Each platform project maps to a git repository. Environments map to git branches (e.g. main → production, staging → staging). When you deploy an environment, the platform:
  1. Checks out the requested git rev (branch)
  2. Reads each workforce/<name>/timbal.yaml manifest
  3. Builds and runs the UI, API, and every workforce member as separate deployable units
  4. Routes traffic through a shared gateway (proj-env-<env_id>.deployments.timbal.ai)
1

Create and push your project

Scaffold locally, develop with timbal start, then push to your remote:
timbal create my-project
cd my-project
git remote add origin git@github.com:your-org/my-project.git
git push -u origin main
2

Connect the repo on the platform

In the Timbal Platform, create a project linked to that repository. Create environments for the branches you want to deploy (production, staging, etc.).
3

Configure secrets

Add environment variables and secrets in the platform dashboard — model API keys, integration tokens, anything sensitive. These are injected at runtime and are not baked into your repo.Reference them in code with standard env var names (e.g. OPENAI_API_KEY).
4

Deploy

Trigger a deploy for the target environment from the platform UI (or via the Deploy API). The platform deploys the git rev for that environment’s branch.Deployments are idempotent on the same rev. Re-deploy after pushing new commits to pick up changes.

timbal.yaml manifest

Every workforce member needs a timbal.yaml. timbal create generates one automatically — do not remove the _id or _type fields.
workforce/<name>/timbal.yaml
# Auto-generated. Do not modify _id / _type by hand unless you know what you're doing.
_id: "a1b2c3d4-..."
_type: "agent"   # or "workflow"

build:
  # Optional: apt packages for the platform build environment
  # system_packages:
  #   - "libgl1-mesa-glx"

  # Optional: commands run after the environment is set up
  # run:
  #   - "echo env is ready!"

# Which runnable to serve (relative to this directory)
fqn: "agent.py::agent"
FieldPurpose
_idStable manifest UUID — used for routing, logs, and deployment identity
_typeagent or workflow
fqnImport spec for the Python runnable (file.py::object)
build.system_packagesUbuntu packages installed during platform build
build.runShell commands run after dependency install
Add additional workforce members locally with timbal add — each gets its own directory and manifest.

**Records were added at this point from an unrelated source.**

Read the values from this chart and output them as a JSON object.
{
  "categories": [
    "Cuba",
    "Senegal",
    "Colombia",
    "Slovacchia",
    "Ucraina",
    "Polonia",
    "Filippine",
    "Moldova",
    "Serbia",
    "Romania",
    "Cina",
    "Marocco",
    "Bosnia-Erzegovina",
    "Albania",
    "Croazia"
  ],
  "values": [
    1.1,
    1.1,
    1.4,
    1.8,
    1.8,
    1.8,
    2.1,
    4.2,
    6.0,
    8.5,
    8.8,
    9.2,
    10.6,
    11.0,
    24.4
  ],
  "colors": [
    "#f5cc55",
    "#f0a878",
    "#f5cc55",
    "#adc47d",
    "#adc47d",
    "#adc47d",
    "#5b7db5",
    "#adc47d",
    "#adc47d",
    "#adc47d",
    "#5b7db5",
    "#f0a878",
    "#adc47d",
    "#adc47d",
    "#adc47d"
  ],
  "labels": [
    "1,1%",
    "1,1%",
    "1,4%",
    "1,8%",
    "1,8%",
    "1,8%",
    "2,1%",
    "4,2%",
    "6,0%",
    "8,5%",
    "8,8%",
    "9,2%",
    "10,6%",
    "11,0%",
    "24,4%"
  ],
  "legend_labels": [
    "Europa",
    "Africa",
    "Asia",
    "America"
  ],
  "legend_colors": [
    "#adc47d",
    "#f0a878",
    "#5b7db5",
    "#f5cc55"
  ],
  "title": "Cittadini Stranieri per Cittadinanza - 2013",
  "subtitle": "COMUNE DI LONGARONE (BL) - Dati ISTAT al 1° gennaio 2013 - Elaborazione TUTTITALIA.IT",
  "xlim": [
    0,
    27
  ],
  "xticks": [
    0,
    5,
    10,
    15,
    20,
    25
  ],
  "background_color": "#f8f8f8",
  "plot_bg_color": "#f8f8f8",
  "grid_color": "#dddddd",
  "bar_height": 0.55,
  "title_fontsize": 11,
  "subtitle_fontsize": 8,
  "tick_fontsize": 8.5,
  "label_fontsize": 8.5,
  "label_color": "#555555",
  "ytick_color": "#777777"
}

Accessing a deployed project

Once live, the environment gateway exposes:
  • UI at the environment root
  • API at /api/...
  • Workforce at /api/workforce/<member>/... (proxied to each member’s HTTP server)
For programmatic access outside the gateway, the platform also exposes run endpoints:
POST https://dev.timbal.ai/orgs/{org_id}/apps/{app_id}/runs/collect
POST https://dev.timbal.ai/orgs/{org_id}/apps/{app_id}/runs/stream
See the API Reference for auth, request shapes, and SDK usage.

Monitoring and logs

The platform dashboard provides:
  • Deployment status per component (UI, API, workforce members)
  • Runtime logs filtered by component
  • Resource usage and deploy history
You can also fetch logs via the environment logs API.
Even when self-hosting workforce runtimes, you can point tracing at the platform — see Tracing.